The fundamental objectives of patello-femoral joint biomechanics include the determination of its kinematics and of its dynamics, as a function of given control parameters like knee flexion or applied muscle forces. On the one hand, patellar tracking provides quantitative information about the joint's stability under given loading conditions, whereas patellar force analyses can typically indicate pathological stress distributions associated for instance with abnormal tracking. The determination of this information becomes especially relevant when facing the problem of evaluating surgical procedures in terms of standard (i.e. non-pathological) knee functionality. Classical examples of such procedures include total knee replacement (TKR) and elevation of the tibial tubercle (Maquet's procedure).

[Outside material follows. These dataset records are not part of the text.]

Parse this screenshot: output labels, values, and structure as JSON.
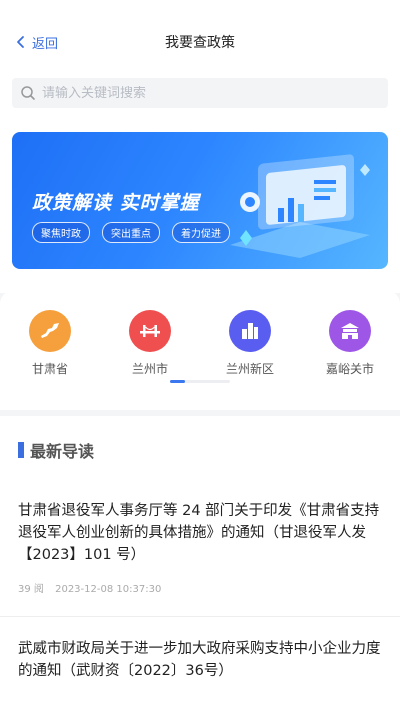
{
  "header": {
    "back_label": "返回",
    "title": "我要查政策"
  },
  "search": {
    "placeholder": "请输入关键词搜索"
  },
  "banner": {
    "title": "政策解读  实时掌握",
    "tags": [
      "聚焦时政",
      "突出重点",
      "着力促进"
    ]
  },
  "categories": [
    {
      "label": "甘肃省",
      "icon": "gansu-map-icon",
      "color": "#f5a03c"
    },
    {
      "label": "兰州市",
      "icon": "bridge-icon",
      "color": "#ef4f4f"
    },
    {
      "label": "兰州新区",
      "icon": "buildings-icon",
      "color": "#5a5ef0"
    },
    {
      "label": "嘉峪关市",
      "icon": "gate-tower-icon",
      "color": "#9e56e6"
    }
  ],
  "pager": {
    "progress": 0.25
  },
  "news": {
    "section_title": "最新导读",
    "articles": [
      {
        "title": "甘肃省退役军人事务厅等 24 部门关于印发《甘肃省支持退役军人创业创新的具体措施》的通知（甘退役军人发【2023】101 号）",
        "views": "39 阅",
        "time": "2023-12-08 10:37:30"
      },
      {
        "title": "武威市财政局关于进一步加大政府采购支持中小企业力度的通知（武财资〔2022〕36号）"
      }
    ]
  },
  "colors": {
    "accent": "#3b6fe0"
  }
}
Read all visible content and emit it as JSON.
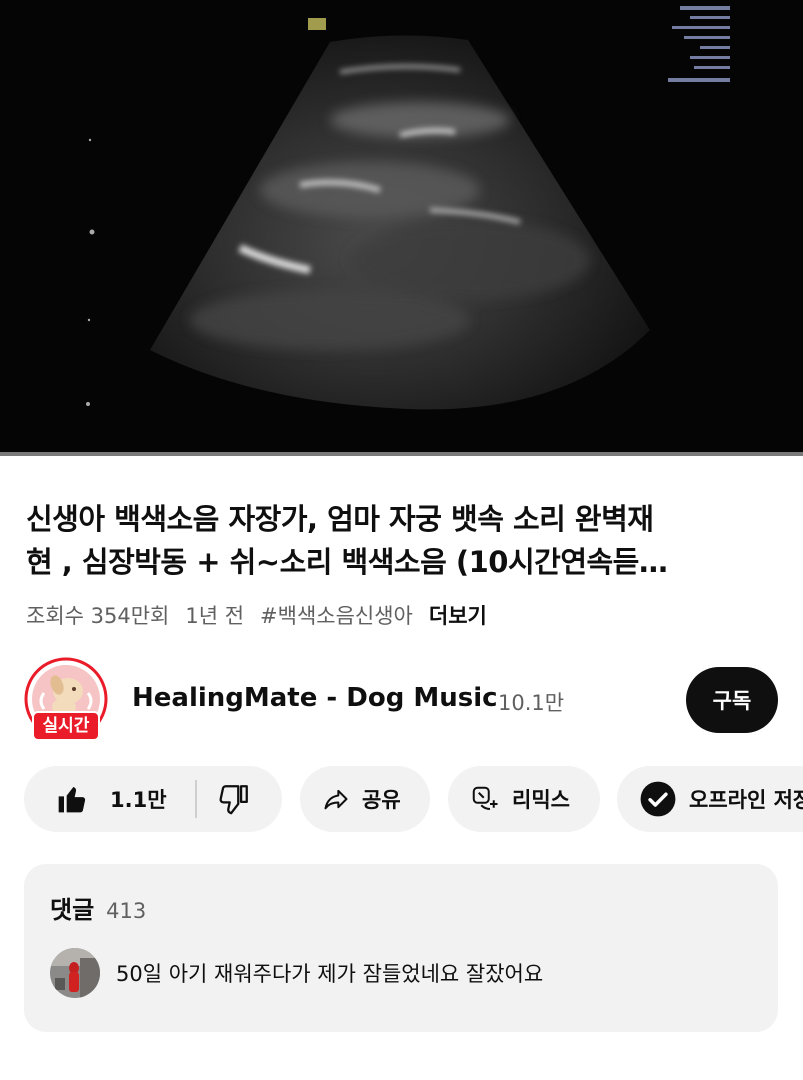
{
  "video": {
    "progress_fraction": 0.0,
    "overlay_text": "MFI 0.0 Dist"
  },
  "title": {
    "line1": "신생아 백색소음 자장가, 엄마 자궁 뱃속 소리  완벽재",
    "line2": "현 , 심장박동 + 쉬~소리 백색소음 (10시간연속듣…"
  },
  "meta": {
    "views": "조회수 354만회",
    "age": "1년 전",
    "hashtag": "#백색소음신생아",
    "more": "더보기"
  },
  "channel": {
    "live_badge": "실시간",
    "name": "HealingMate - Dog Music",
    "subscribers": "10.1만",
    "subscribe_label": "구독"
  },
  "actions": {
    "like_count": "1.1만",
    "share_label": "공유",
    "remix_label": "리믹스",
    "offline_label": "오프라인 저장"
  },
  "comments": {
    "title": "댓글",
    "count": "413",
    "top_comment": "50일 아기 재워주다가 제가 잠들었네요 잘잤어요"
  },
  "colors": {
    "accent_red": "#ff0000",
    "live_red": "#ea1c2a",
    "pill_bg": "#f2f2f2"
  },
  "icons": [
    "like-icon",
    "dislike-icon",
    "share-icon",
    "remix-icon",
    "download-icon"
  ]
}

Following this perspective, the current study was oriented toward an accurate and reliable determination of the human patella biomechanics during passive knee flexion. To this end, a comprehensive three-dimensional computer model, based on the finite element method, was developed for analyzing articular biomechanics. Unlike previously published studies on patello-femoral biomechanics, this model simultaneously computed the joint's kinematics, associated tendinous and ligamentous forces, articular contact pressures and stresses occurring in the joint during its motion. The components constituting the joint (i.e. bone, cartilage, tendons) were modeled using objective forms of non-linear elastic materials laws. A unilateral contact law allowing for large slip between the patella and the femur was implemented using an augmented Lagrangian formulation.
Patellar kinematics computed for two knee specimens were close to equivalent experimental ones (average deviations below 0.5° for the rotations and below 0.5 mm for the translations) and provided validation of the model on a specimen by specimen basis. The ratio between the quadriceps pulling force and the patellar tendon force was less than unity throughout the considered knee flexion range (30–150°), with a minimum near 90° of flexion for both specimens. The contact patterns evolved from the distal part of the retropatellar articular surface to the proximal pole during progressive flexion. The lateral facet bore more pressure than the medial one, with corresponding higher stresses (hydrostatic) in the lateral compartment of the patella. The forces acting on the patella were part of the problem unknowns, thus leading to more realistic loadings for the stress analysis, which was especially important when considering the wide range of variations of the contact pressure acting on the patella during knee flexion.